You have defeated the enemy defending forces. Their planet will soon be yours! But first, you must conquer it with your ground troops.
Factors:
- Making the troops and putting them on transports.
- Getting the troops there without them being killed.
- Getting the right amount of troops there, in order to succeed in the ground invasion.
- Sorting out the troops and transports afterward.
Problem:
The current method of enacting a ground invasion is cumbersome in having to access various UI screens, a little boring, can add mental stress (depending on the circumstances), and messy to clean up afterwards (if used troops are intended for further ground invasions).
Ground Combat Present Gameflow:
1. Decide whether to use existing transports and make ground troops or to make new transports with ground troops bundled in. This may require reviewing locations of already built/previously used ground troops, (If the trade pool is short of transports, and building more will take too long, an empire wide review of the effect of shortages is necessary).
2. Review your planets for one that is best suited to giving its production over to this task.
3. Queue up the necessary number of transports/troops, repeatedly revisiting to extend the build queue, if it is full. (Can happen if many transports/ground troops to build or the player wants to retain as much of their building build queue as possible).

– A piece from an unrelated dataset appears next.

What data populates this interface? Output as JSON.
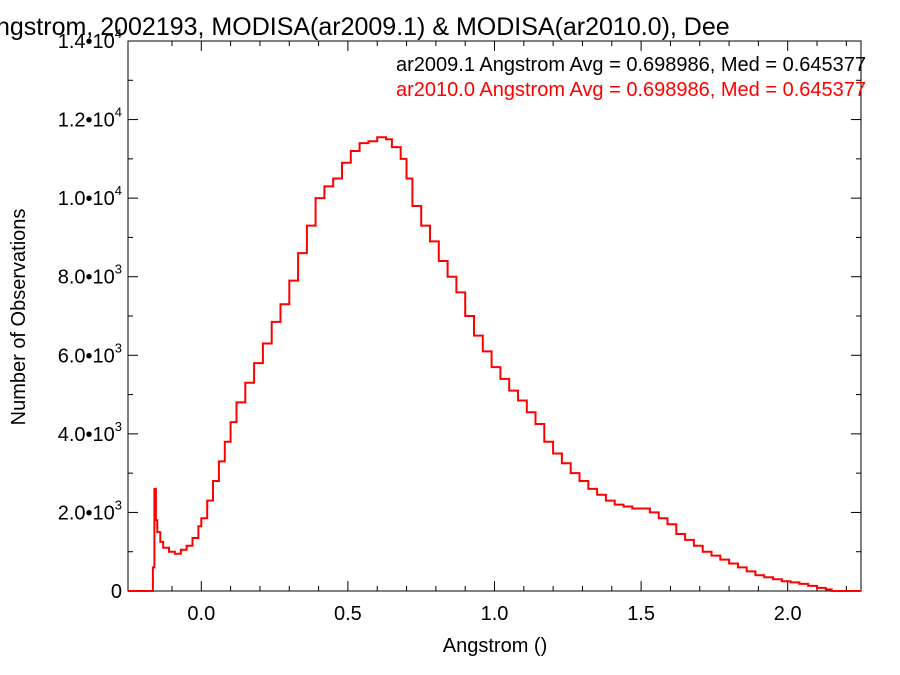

4. Wait for the transports/troops to be built, making a mental note as to which transports, from where, will be going where.
5. Send the troop transports to the enemy planet, factoring in possible interception by enemy fleets on arrival - if your fleet cannot hold the planet. Also timing troop transport movements, if they will be sent from multiple systems.

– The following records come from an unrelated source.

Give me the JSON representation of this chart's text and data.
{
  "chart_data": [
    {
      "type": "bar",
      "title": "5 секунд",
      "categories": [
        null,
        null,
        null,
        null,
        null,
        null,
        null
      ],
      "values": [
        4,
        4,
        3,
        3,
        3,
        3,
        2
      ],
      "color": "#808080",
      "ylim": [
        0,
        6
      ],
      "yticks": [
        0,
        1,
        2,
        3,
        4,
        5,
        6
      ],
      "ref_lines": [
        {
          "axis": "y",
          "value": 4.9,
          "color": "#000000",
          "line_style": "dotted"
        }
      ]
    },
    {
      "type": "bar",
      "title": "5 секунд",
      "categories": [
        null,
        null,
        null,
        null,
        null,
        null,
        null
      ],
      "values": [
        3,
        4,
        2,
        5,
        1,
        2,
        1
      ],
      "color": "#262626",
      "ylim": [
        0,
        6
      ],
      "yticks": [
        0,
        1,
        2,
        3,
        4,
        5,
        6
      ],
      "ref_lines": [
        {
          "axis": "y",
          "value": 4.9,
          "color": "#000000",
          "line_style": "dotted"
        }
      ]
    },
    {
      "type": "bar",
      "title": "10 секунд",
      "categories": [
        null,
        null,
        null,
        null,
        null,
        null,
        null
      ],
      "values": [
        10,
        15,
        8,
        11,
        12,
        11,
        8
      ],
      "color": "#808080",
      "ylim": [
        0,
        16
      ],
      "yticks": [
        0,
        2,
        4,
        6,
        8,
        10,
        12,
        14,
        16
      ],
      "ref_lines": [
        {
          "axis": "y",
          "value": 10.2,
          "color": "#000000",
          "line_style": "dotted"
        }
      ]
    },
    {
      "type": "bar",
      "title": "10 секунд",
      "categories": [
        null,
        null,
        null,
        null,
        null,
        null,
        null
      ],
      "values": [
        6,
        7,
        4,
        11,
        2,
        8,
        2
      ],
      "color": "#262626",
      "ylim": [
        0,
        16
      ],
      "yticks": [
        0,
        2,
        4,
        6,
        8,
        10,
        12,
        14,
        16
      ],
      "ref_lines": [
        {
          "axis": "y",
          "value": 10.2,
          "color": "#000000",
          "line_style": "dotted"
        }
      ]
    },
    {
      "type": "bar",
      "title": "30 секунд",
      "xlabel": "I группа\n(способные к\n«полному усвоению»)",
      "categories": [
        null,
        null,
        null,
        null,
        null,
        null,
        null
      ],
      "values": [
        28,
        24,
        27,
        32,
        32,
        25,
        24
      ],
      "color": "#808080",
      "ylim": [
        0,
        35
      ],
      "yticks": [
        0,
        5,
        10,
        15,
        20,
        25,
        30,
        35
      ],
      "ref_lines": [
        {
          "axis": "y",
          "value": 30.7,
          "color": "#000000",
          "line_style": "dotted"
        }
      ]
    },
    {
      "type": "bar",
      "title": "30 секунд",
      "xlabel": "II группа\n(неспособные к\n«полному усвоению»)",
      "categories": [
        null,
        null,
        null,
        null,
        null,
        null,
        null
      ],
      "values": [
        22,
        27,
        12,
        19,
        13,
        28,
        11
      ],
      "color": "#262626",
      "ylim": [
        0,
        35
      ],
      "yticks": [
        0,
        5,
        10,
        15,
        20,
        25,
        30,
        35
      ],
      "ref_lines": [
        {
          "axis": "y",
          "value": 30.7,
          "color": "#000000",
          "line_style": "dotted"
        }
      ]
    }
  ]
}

6. If your ground invasion fails, possibly repeat the process.
Ground Combat Streamlining Suggestion:
1. Decide whether you have enough transports in the transport pool vs how many you want from it to be used in the ground invasion. (If the trade pool is short of transports, and building more will take too long, an empire wide review of the effect of shortages is necessary).
2. Click on the trade pool, in order to bring up the trade ships UI.
Click on the ships you want to send, (could be streamlined by making transport ships non-designable, allowing use of a slider bar for quantity).
Click on the "Invade Planet" button.
Click on the target planet.
The resource cost for the ground troops will be deducted. If not enough resources, the "Invade Planet" button won't work and, instead, present the error "Not enough resources").
3. Wait for the transports with troops to arrive. They will be sent from the nearest star, owned by the player, that is capable of building troop transports. (Currently all planets. Perhaps should be restricted to planets with a space station/suitable orbital building? Extra turns to arrival could be added to simulate the building of the ground troops).
4. If your ground invasion fails, possibly repeat the process.
Edit: Shouldn't the "Move Colonists" button in the star system UI be, instead, "Move Colonists/Troops"? It's unintuitive to consider ground troops as colonists when in all other circumstances they are ground troops. This method of moving troops highlights how you can already do it for your own planets - but not to invade enemy planets. Perhaps that's the easiest streamline? - to make it so the player can "Move Troops" and select an enemy planet. It does mean finding the troops and you would need to know the ETA for any synchronising of arrivals from multiple systems. An UI improvement to show how many ground troops are present in a system, (and not suppressing), would suffice. (Mock image attached).
Yes, this affects game balance. A little bit. Transports become impossible to destroy while waiting around a friendly star. So how about a "Piracy Pool" that you can assign warships to? They apply a transport destruction chance, per ship (factoring a tech' rating + size + speed + firepower + number of enemy transports vs empire size ratio calculation in (to diminish transport lost rate towards 0 when too few remain)), every turn, randomly applied to any empire with whom you are not allied. Your opponents cannot determine the size of your piracy fleet, except through spying. Defending against this includes - armed transports, that cost more, to modify the chance of destruction calculation, diplomacy - demand to cease piracy (only usable if target player is known to be pirating via spying on them). This allows a player to make use of their idle warships, without losing fleet strength for diplomacy purposes, and, in return, there is a several turn delay on recalling ships from piracy - potentially allowing a weaker player to strike while a stronger player has some ships away in the piracy pool.